Чтобы деньги водились, высушенные свиные пятачки хранят в шкафу среди белья. Так издавна ведется в Ржеве
Плотность жизни на единицу времени велика сейчас. Иногда крайне велика.
С петляющих между палатками и блиндажами, вырубленных и вытоптанных просек ступнешь бесцельно шагов пять-шесть всего в чащу — и выпал из войны, рухнул во все зеленое, земное, неразличимое в подробностях. Бог мой, какая благодать. Эти краденные у войны мгновения.
Лупит дождь. Бойцы сообща с бабами гатят топкий участок дороги. Шутки, гомон. Натаскивают хворост, лапник, жерди.
Какой-то проверяющий начальник подъехал верхом, напустился на старшего: мол, кое-как пошевеливаетесь.
— У тебя вон солдаты морды отъели! — И, стравив досаду, отвернул коня и, наддав ему в бока стременами, ускакал.
А тут смолкло, сникло, заело. Одна приметливая и мудрая баба рассудила так:
— У него морда оспой потревожена, его и колет.
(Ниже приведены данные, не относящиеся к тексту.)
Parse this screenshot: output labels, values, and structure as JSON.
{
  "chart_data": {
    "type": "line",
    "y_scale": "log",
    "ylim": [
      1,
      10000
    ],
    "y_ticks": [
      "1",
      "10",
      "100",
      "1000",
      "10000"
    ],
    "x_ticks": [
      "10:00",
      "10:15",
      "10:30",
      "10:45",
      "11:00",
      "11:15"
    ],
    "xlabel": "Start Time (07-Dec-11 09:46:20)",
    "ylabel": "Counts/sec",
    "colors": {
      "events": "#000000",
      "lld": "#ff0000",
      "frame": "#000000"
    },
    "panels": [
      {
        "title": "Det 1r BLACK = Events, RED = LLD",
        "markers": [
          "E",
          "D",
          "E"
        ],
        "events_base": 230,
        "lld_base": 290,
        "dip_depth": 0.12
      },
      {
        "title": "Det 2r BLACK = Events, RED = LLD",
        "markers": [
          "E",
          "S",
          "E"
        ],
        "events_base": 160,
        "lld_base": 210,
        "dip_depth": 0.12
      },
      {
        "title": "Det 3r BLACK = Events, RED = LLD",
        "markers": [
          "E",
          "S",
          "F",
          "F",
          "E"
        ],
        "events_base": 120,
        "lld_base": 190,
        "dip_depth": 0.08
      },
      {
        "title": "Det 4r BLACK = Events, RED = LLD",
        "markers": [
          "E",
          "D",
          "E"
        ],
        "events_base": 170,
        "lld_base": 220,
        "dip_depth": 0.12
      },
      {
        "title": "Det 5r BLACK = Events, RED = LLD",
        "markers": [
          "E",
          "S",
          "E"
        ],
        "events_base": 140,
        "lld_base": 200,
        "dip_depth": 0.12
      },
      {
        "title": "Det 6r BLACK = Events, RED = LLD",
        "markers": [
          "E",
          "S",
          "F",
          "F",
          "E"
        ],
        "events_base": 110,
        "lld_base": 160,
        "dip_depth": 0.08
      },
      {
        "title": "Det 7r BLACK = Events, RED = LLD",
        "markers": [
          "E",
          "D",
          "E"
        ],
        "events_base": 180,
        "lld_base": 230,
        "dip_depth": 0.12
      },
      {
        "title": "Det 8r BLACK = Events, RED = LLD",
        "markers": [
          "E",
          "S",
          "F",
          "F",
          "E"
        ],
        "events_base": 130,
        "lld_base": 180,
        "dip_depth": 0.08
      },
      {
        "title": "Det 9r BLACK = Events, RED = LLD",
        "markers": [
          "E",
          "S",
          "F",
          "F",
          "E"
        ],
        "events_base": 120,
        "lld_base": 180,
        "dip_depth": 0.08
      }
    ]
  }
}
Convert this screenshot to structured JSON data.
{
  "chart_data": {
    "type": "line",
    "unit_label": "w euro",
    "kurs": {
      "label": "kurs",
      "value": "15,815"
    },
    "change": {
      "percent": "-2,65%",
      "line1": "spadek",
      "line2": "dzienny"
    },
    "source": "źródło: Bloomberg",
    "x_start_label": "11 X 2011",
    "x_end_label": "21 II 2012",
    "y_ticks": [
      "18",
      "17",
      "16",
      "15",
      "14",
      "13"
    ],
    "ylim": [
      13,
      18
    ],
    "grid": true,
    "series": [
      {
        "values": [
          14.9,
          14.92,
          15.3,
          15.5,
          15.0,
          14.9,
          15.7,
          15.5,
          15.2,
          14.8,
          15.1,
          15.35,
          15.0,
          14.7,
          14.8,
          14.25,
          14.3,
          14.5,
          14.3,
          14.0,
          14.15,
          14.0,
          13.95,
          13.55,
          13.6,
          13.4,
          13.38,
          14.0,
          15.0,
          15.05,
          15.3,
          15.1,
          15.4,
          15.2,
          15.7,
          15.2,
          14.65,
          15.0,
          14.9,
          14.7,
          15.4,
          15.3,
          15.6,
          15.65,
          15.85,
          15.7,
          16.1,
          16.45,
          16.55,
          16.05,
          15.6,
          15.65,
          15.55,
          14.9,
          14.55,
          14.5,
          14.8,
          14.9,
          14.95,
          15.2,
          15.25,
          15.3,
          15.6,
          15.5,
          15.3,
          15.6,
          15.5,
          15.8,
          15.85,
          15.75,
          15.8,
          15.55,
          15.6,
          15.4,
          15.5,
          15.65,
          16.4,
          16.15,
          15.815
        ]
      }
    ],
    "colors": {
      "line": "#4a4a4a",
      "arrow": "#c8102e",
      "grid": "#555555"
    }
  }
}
У вас-то личики пригоженькие, безо всякой щедринки. — И примирила с ним.
На переднем крае слышно: немцы поют по-немецки нашу «Катюшу». Недисциплинированность, что и говорить. Существует ведь циркуляр главного штаба вермахта (военно-научный отдел) от 24 сентября 1941 года. Он достался мне:
«Согласно сообщению отдела печати имперского правительства, исполнение произведений русских композиторов впредь запрещается.
Также публичное исполнение русских народных песен и рассмотрение и упоминание в прессе произведений русского происхождения является недопустимым».
— Это ведь только сказать легко: убьют, укокошат. А подумать только, что не кого-то, а тебя самого — и убьют.
— А по мне, хоть ты кто будь, а терпи.
— Ах ты, Еноха-праведный.
Ведут фрица, зеленого в зеленом, всклокоченного, белоголового вражину в сапогах с прикрученными шпагатом рваными голенищами. Фашиста, сатану, гитлера — ведут.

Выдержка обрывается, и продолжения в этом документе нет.